Le Brexit, l’élection de Donald Trump et plus près de chez nous l’essor du Vlaams Belang aux élections de 2019 s’expliquent au moins partiellement par un usage stratégique de cet outil de désinformation puissant[12]. L’usage du web par les politiques n’est certes pas neuf, et il offre une série d’avantages que les médias traditionnels n’ont pas. Outre le fait d’outrepasser le prisme journalistique habituel, le web offre la possibilité d’adapter ses messages politiques pour toucher au mieux des public cibles prédéfinis. Une arme puissante dont ne se privent plus les politiques: selon que vous aimiez les promenades en forêt, le rock, le cinéma indépendant, les armes à feu ou la Formule 1, par exemple, les même politiques s’adresseront à vous avec des messages différents[13]. Ces micros ciblages, outre la puissance qu’ils représentent, sont par ailleurs complexes à contrôler démocratiquement. Sur Facebook, on ne voit que les messages qui nous sont adressés. On manque de la sorte d’une vision d’ensemble…

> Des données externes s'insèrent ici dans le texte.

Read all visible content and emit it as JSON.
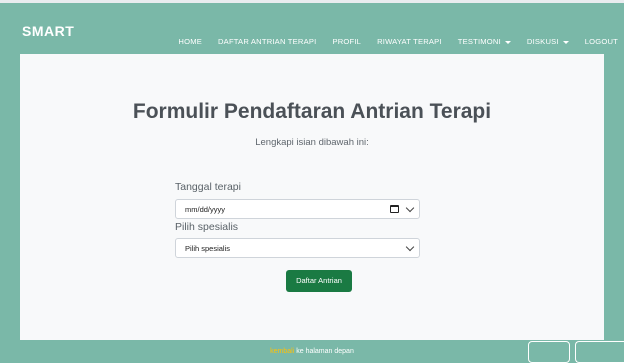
{
  "brand": "SMART",
  "nav": {
    "items": [
      "HOME",
      "DAFTAR ANTRIAN TERAPI",
      "PROFIL",
      "RIWAYAT TERAPI"
    ],
    "dropdowns": [
      "TESTIMONI",
      "DISKUSI"
    ],
    "logout": "LOGOUT"
  },
  "form": {
    "title": "Formulir Pendaftaran Antrian Terapi",
    "subtitle": "Lengkapi isian dibawah ini:",
    "date_label": "Tanggal terapi",
    "date_placeholder": "mm/dd/yyyy",
    "specialist_label": "Pilih spesialis",
    "specialist_selected": "Pilih spesialis",
    "submit_label": "Daftar Antrian"
  },
  "footer": {
    "link_text": "kembali",
    "text": "ke halaman depan"
  },
  "icons": {
    "calendar": "calendar-icon",
    "chevron": "chevron-down-icon",
    "caret": "caret-down-icon"
  },
  "colors": {
    "background": "#7ab8a8",
    "card": "#f8f9fa",
    "button": "#1a7a43",
    "link": "#ffc107"
  }
}
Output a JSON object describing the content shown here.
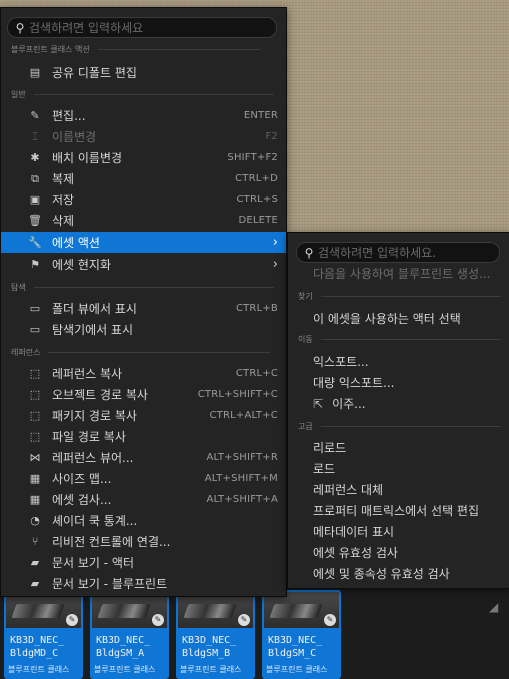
{
  "main_menu": {
    "search_placeholder": "검색하려면 입력하세요",
    "sections": {
      "blueprint_class_actions": "블루프린트 클래스 액션",
      "general": "일반",
      "explore": "탐색",
      "references": "레퍼런스"
    },
    "blueprint_actions": [
      {
        "label": "공유 디폴트 편집",
        "icon": "shared-defaults-icon"
      }
    ],
    "general_items": [
      {
        "label": "편집...",
        "shortcut": "ENTER",
        "icon": "pencil-icon",
        "disabled": false
      },
      {
        "label": "이름변경",
        "shortcut": "F2",
        "icon": "rename-icon",
        "disabled": true
      },
      {
        "label": "배치 이름변경",
        "shortcut": "SHIFT+F2",
        "icon": "batch-rename-icon",
        "disabled": false
      },
      {
        "label": "복제",
        "shortcut": "CTRL+D",
        "icon": "duplicate-icon",
        "disabled": false
      },
      {
        "label": "저장",
        "shortcut": "CTRL+S",
        "icon": "save-icon",
        "disabled": false
      },
      {
        "label": "삭제",
        "shortcut": "DELETE",
        "icon": "trash-icon",
        "disabled": false
      },
      {
        "label": "에셋 액션",
        "shortcut": "",
        "icon": "wrench-icon",
        "disabled": false,
        "active": true,
        "submenu": true
      },
      {
        "label": "에셋 현지화",
        "shortcut": "",
        "icon": "flag-icon",
        "disabled": false,
        "submenu": true
      }
    ],
    "explore_items": [
      {
        "label": "폴더 뷰에서 표시",
        "shortcut": "CTRL+B",
        "icon": "folder-search-icon"
      },
      {
        "label": "탐색기에서 표시",
        "shortcut": "",
        "icon": "explorer-search-icon"
      }
    ],
    "reference_items": [
      {
        "label": "레퍼런스 복사",
        "shortcut": "CTRL+C",
        "icon": "copy-reference-icon"
      },
      {
        "label": "오브젝트 경로 복사",
        "shortcut": "CTRL+SHIFT+C",
        "icon": "copy-object-path-icon"
      },
      {
        "label": "패키지 경로 복사",
        "shortcut": "CTRL+ALT+C",
        "icon": "copy-package-path-icon"
      },
      {
        "label": "파일 경로 복사",
        "shortcut": "",
        "icon": "copy-file-path-icon"
      },
      {
        "label": "레퍼런스 뷰어...",
        "shortcut": "ALT+SHIFT+R",
        "icon": "reference-viewer-icon"
      },
      {
        "label": "사이즈 맵...",
        "shortcut": "ALT+SHIFT+M",
        "icon": "size-map-icon"
      },
      {
        "label": "에셋 검사...",
        "shortcut": "ALT+SHIFT+A",
        "icon": "asset-audit-icon"
      },
      {
        "label": "셰이더 쿡 통계...",
        "shortcut": "",
        "icon": "shader-stats-icon"
      },
      {
        "label": "리비전 컨트롤에 연결...",
        "shortcut": "",
        "icon": "revision-control-icon"
      },
      {
        "label": "문서 보기 - 액터",
        "shortcut": "",
        "icon": "docs-book-icon"
      },
      {
        "label": "문서 보기 - 블루프린트",
        "shortcut": "",
        "icon": "docs-book-icon"
      }
    ]
  },
  "sub_menu": {
    "search_placeholder": "검색하려면 입력하세요.",
    "blueprint_hint": "다음을 사용하여 블루프린트 생성...",
    "sections": {
      "find": "찾기",
      "move": "이동",
      "advanced": "고급"
    },
    "find_items": [
      "이 에셋을 사용하는 액터 선택"
    ],
    "move_items": [
      {
        "label": "익스포트...",
        "icon": ""
      },
      {
        "label": "대량 익스포트...",
        "icon": ""
      },
      {
        "label": "이주...",
        "icon": "migrate-icon"
      }
    ],
    "advanced_items": [
      "리로드",
      "로드",
      "레퍼런스 대체",
      "프로퍼티 매트릭스에서 선택 편집",
      "메타데이터 표시",
      "에셋 유효성 검사",
      "에셋 및 종속성 유효성 검사"
    ]
  },
  "assets": [
    {
      "name": "KB3D_NEC_\nBldgMD_C",
      "type": "블루프린트 클래스"
    },
    {
      "name": "KB3D_NEC_\nBldgSM_A",
      "type": "블루프린트 클래스"
    },
    {
      "name": "KB3D_NEC_\nBldgSM_B",
      "type": "블루프린트 클래스"
    },
    {
      "name": "KB3D_NEC_\nBldgSM_C",
      "type": "블루프린트 클래스"
    }
  ],
  "colors": {
    "menu_bg": "#242424",
    "active": "#0f76d6",
    "asset_tile": "#0f76d6"
  }
}
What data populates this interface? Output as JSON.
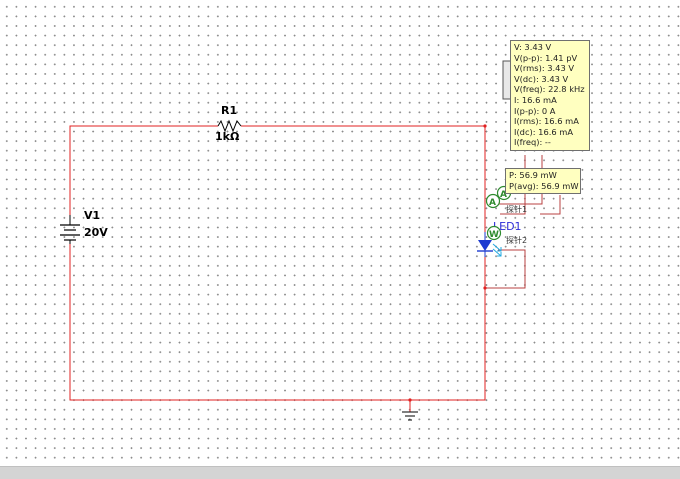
{
  "components": {
    "resistor": {
      "ref": "R1",
      "value": "1kΩ"
    },
    "source": {
      "ref": "V1",
      "value": "20V"
    },
    "led": {
      "ref": "LED1"
    }
  },
  "probe1": {
    "readings": [
      "V: 3.43 V",
      "V(p-p): 1.41 pV",
      "V(rms): 3.43 V",
      "V(dc): 3.43 V",
      "V(freq): 22.8 kHz",
      "I: 16.6 mA",
      "I(p-p): 0 A",
      "I(rms): 16.6 mA",
      "I(dc): 16.6 mA",
      "I(freq): --"
    ],
    "tag": "探针1"
  },
  "probe2": {
    "readings": [
      "P: 56.9 mW",
      "P(avg): 56.9 mW"
    ],
    "tag": "探针2"
  },
  "meters": {
    "ammeter_symbol": "A",
    "wattmeter_symbol": "W"
  },
  "colors": {
    "wire": "#e02020",
    "probe_wire": "#b94040",
    "led": "#1d3bd1",
    "led_label": "#2b2bd6",
    "probe_bg": "#ffffc0",
    "meter": "#2e8b2e"
  }
}
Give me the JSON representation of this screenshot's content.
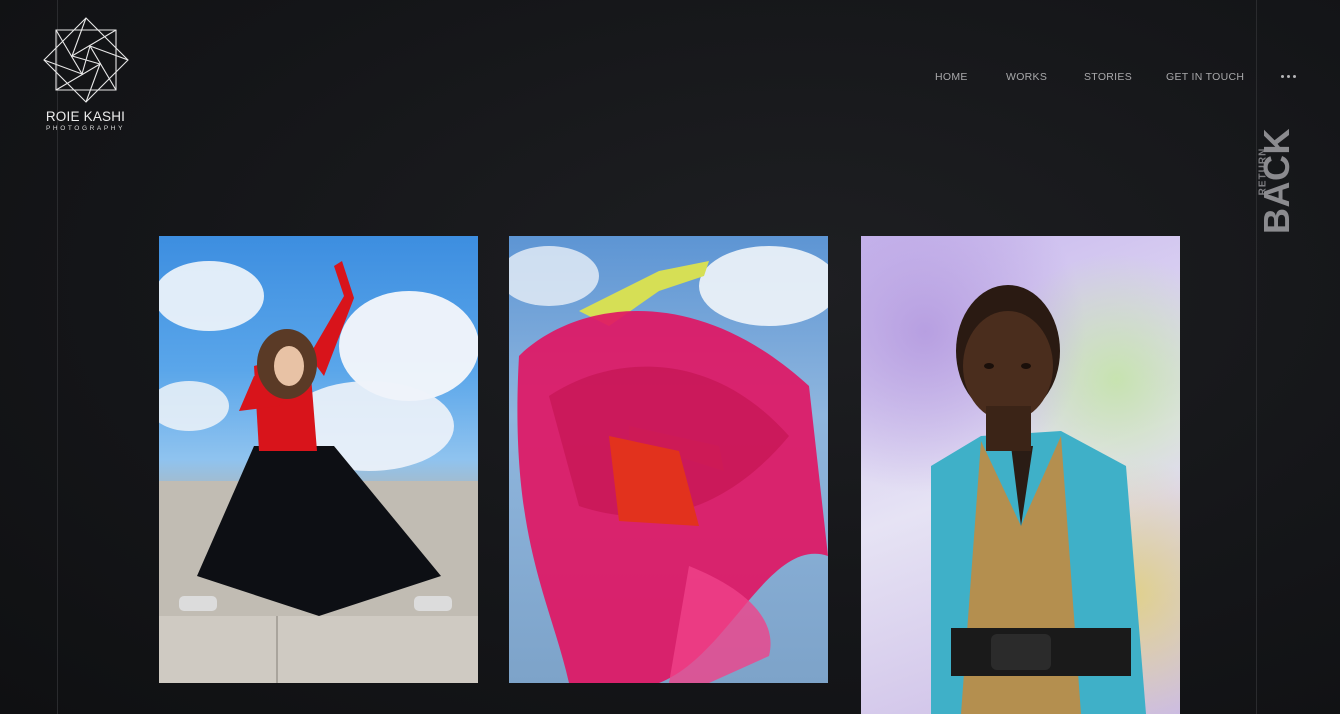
{
  "brand": {
    "name": "ROIE KASHI",
    "subtitle": "PHOTOGRAPHY",
    "logo_icon": "geometric-star-icon"
  },
  "nav": {
    "items": [
      "HOME",
      "WORKS",
      "STORIES",
      "GET IN TOUCH"
    ],
    "more_icon": "more-dots-icon"
  },
  "back": {
    "return_label": "RETURN",
    "back_label": "BACK"
  },
  "gallery": {
    "photos": [
      {
        "name": "photo-dancer-red-top"
      },
      {
        "name": "photo-dancer-pink-tulle"
      },
      {
        "name": "photo-portrait-patterned-coat"
      }
    ]
  },
  "colors": {
    "background": "#151619",
    "nav_text": "#a9a9ab",
    "logo_text": "#ececec"
  }
}
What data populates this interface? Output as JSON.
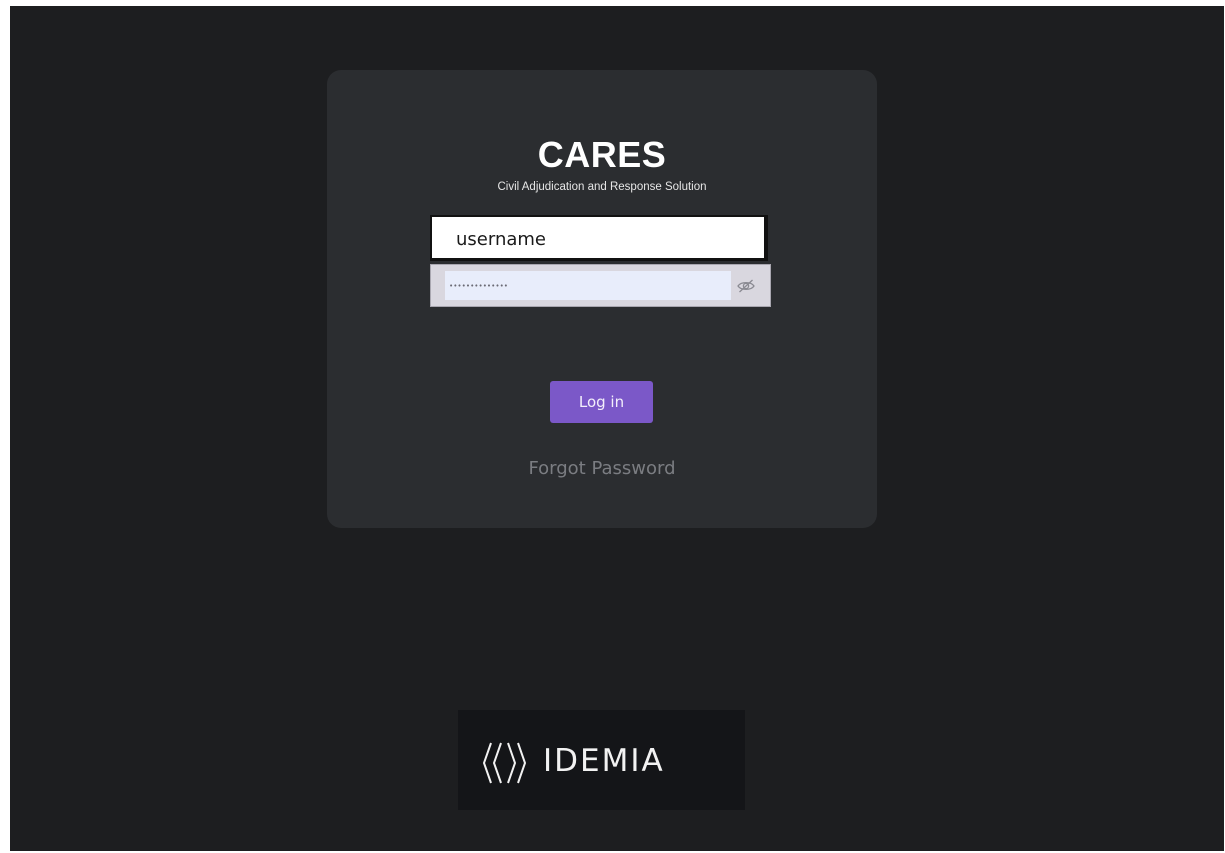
{
  "login": {
    "title": "CARES",
    "subtitle": "Civil Adjudication and Response Solution",
    "username_value": "username",
    "password_value": "••••••••••••••",
    "login_label": "Log in",
    "forgot_label": "Forgot Password",
    "password_toggle_icon": "eye-slash-icon"
  },
  "brand": {
    "logo_icon": "idemia-chevron-logo-icon",
    "name": "IDEMIA"
  },
  "colors": {
    "background": "#1d1e20",
    "card": "#2b2d30",
    "accent": "#7b58c8",
    "link": "#7b7d82",
    "password_fill": "#e8edfb"
  }
}
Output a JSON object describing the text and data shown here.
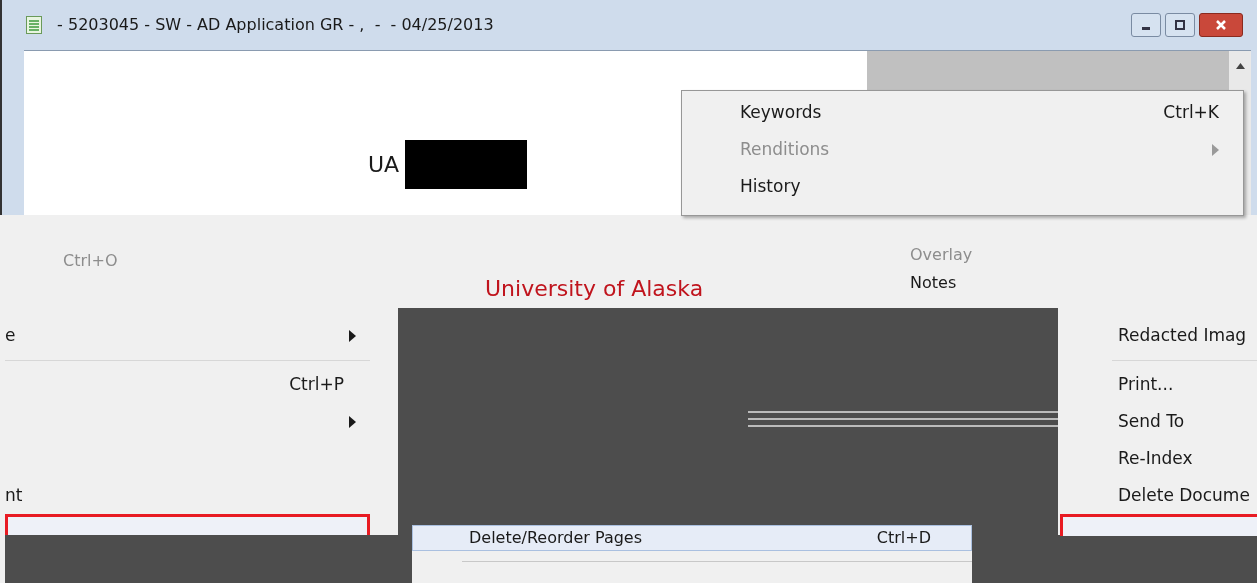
{
  "window": {
    "title": " - 5203045 - SW - AD Application GR - ,  -  - 04/25/2013"
  },
  "document": {
    "text": "UA",
    "heading": "University of Alaska"
  },
  "top_menu": {
    "items": [
      {
        "label": "Keywords",
        "shortcut": "Ctrl+K",
        "disabled": false,
        "submenu": false
      },
      {
        "label": "Renditions",
        "disabled": true,
        "submenu": true
      },
      {
        "label": "History",
        "disabled": false,
        "submenu": false
      }
    ]
  },
  "left_menu": {
    "shortcut_fragment": "Ctrl+O",
    "items": [
      {
        "kind": "item",
        "label": "e",
        "submenu": true,
        "highlighted": false
      },
      {
        "kind": "separator"
      },
      {
        "kind": "item",
        "shortcut": "Ctrl+P",
        "submenu": false,
        "highlighted": false
      },
      {
        "kind": "item",
        "submenu": true,
        "highlighted": false
      },
      {
        "kind": "spacer"
      },
      {
        "kind": "item",
        "label": "nt",
        "submenu": false,
        "highlighted": false
      },
      {
        "kind": "item",
        "submenu": false,
        "highlighted": true
      }
    ]
  },
  "middle_menu": {
    "items": [
      {
        "label": "Overlay",
        "disabled": true
      },
      {
        "label": "Notes",
        "disabled": false
      }
    ]
  },
  "bottom_menu": {
    "items": [
      {
        "label": "Delete/Reorder Pages",
        "shortcut": "Ctrl+D",
        "highlighted": true
      }
    ]
  },
  "right_menu": {
    "items": [
      {
        "kind": "item",
        "label": "Redacted Imag",
        "highlighted": false
      },
      {
        "kind": "separator"
      },
      {
        "kind": "item",
        "label": "Print...",
        "highlighted": false
      },
      {
        "kind": "item",
        "label": "Send To",
        "highlighted": false
      },
      {
        "kind": "item",
        "label": "Re-Index",
        "highlighted": false
      },
      {
        "kind": "item",
        "label": "Delete Docume",
        "highlighted": false
      },
      {
        "kind": "item",
        "highlighted": true
      }
    ]
  }
}
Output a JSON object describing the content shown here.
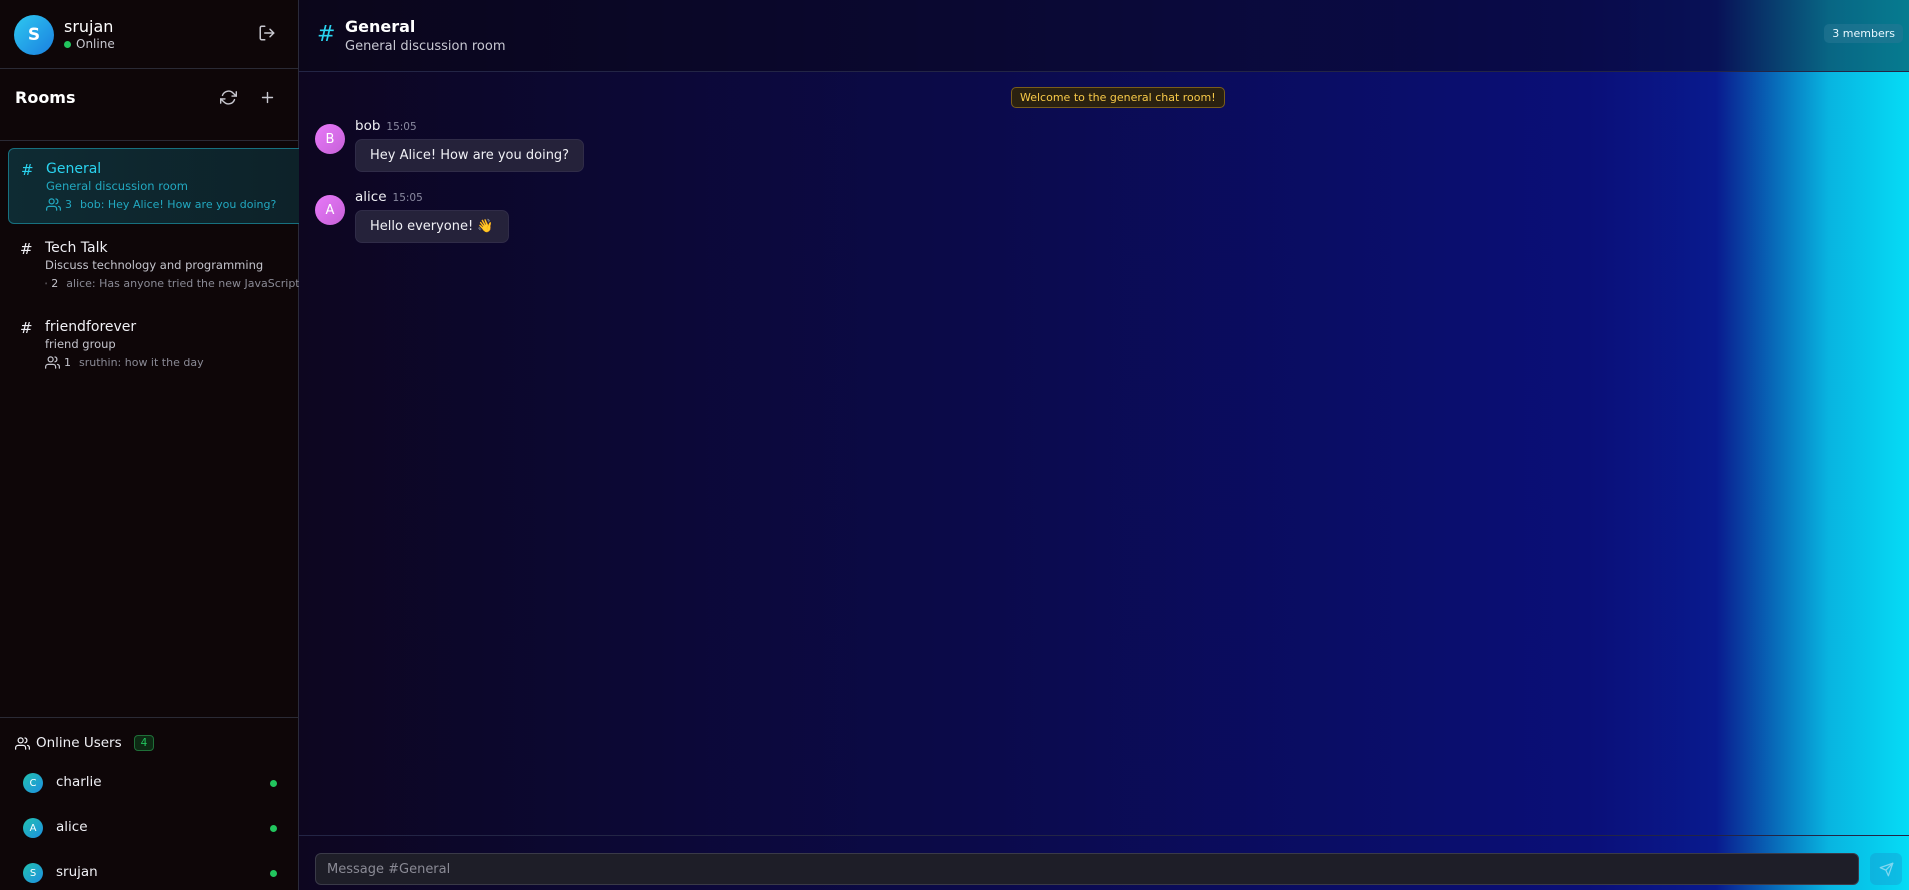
{
  "user": {
    "initial": "S",
    "name": "srujan",
    "status": "Online"
  },
  "rooms_panel": {
    "title": "Rooms",
    "rooms": [
      {
        "hash": "#",
        "name": "General",
        "description": "General discussion room",
        "member_count": "3",
        "last_message": "bob: Hey Alice! How are you doing?"
      },
      {
        "hash": "#",
        "name": "Tech Talk",
        "description": "Discuss technology and programming",
        "member_count": "2",
        "last_message": "alice: Has anyone tried the new JavaScript f"
      },
      {
        "hash": "#",
        "name": "friendforever",
        "description": "friend group",
        "member_count": "1",
        "last_message": "sruthin: how it the day"
      }
    ]
  },
  "online_users": {
    "title": "Online Users",
    "count": "4",
    "users": [
      {
        "initial": "C",
        "name": "charlie"
      },
      {
        "initial": "A",
        "name": "alice"
      },
      {
        "initial": "S",
        "name": "srujan"
      }
    ]
  },
  "chat": {
    "hash": "#",
    "title": "General",
    "subtitle": "General discussion room",
    "members": "3 members",
    "welcome": "Welcome to the general chat room!",
    "messages": [
      {
        "initial": "B",
        "author": "bob",
        "time": "15:05",
        "text": "Hey Alice! How are you doing?"
      },
      {
        "initial": "A",
        "author": "alice",
        "time": "15:05",
        "text": "Hello everyone! 👋"
      }
    ],
    "input_placeholder": "Message #General"
  },
  "colors": {
    "accent": "#2ad3ef",
    "online": "#22c55e",
    "welcome": "#f7c948"
  }
}
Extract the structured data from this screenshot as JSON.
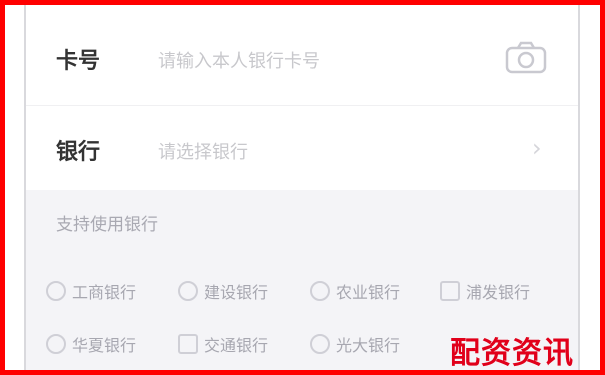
{
  "form": {
    "card_number": {
      "label": "卡号",
      "placeholder": "请输入本人银行卡号"
    },
    "bank": {
      "label": "银行",
      "placeholder": "请选择银行"
    }
  },
  "icons": {
    "camera": "camera-icon",
    "chevron": "chevron-right-icon"
  },
  "chevron_glyph": "›",
  "support": {
    "title": "支持使用银行",
    "banks_row1": [
      {
        "name": "工商银行"
      },
      {
        "name": "建设银行"
      },
      {
        "name": "农业银行"
      },
      {
        "name": "浦发银行"
      }
    ],
    "banks_row2": [
      {
        "name": "华夏银行"
      },
      {
        "name": "交通银行"
      },
      {
        "name": "光大银行"
      }
    ]
  },
  "watermark": "配资资讯",
  "colors": {
    "frame": "#ff0000",
    "watermark": "#e1001a",
    "panel": "#f4f4f7"
  }
}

Facebook, qui sert aujourd’hui à de très nombreuses personnes de véritable portail de navigation sur le web, est donc une formidable machine à déformer le monde: elle nous abreuve d’informations exactes ou inexactes, ciblées sur nos centres d’intérêts et nos valeurs, nous empêchant la plupart du temps de voir la complexité du monde qui nous entoure. Elle diffuse des messages qui nous sont personnellement adressés, parlant à nos émotions bien plus qu’à notre raison, elle diffuse par ailleurs de façon uniformisée des informations qui sont le fruit de travail journalistique sérieux comme des fakes news dont on a du mal à identifier les émetteurs. Enfin, elle a tendance à cliver toujours plus. Difficile d’imaginer un terrain de jeu plus appétissant pour les populistes et extrémistes en tout genre…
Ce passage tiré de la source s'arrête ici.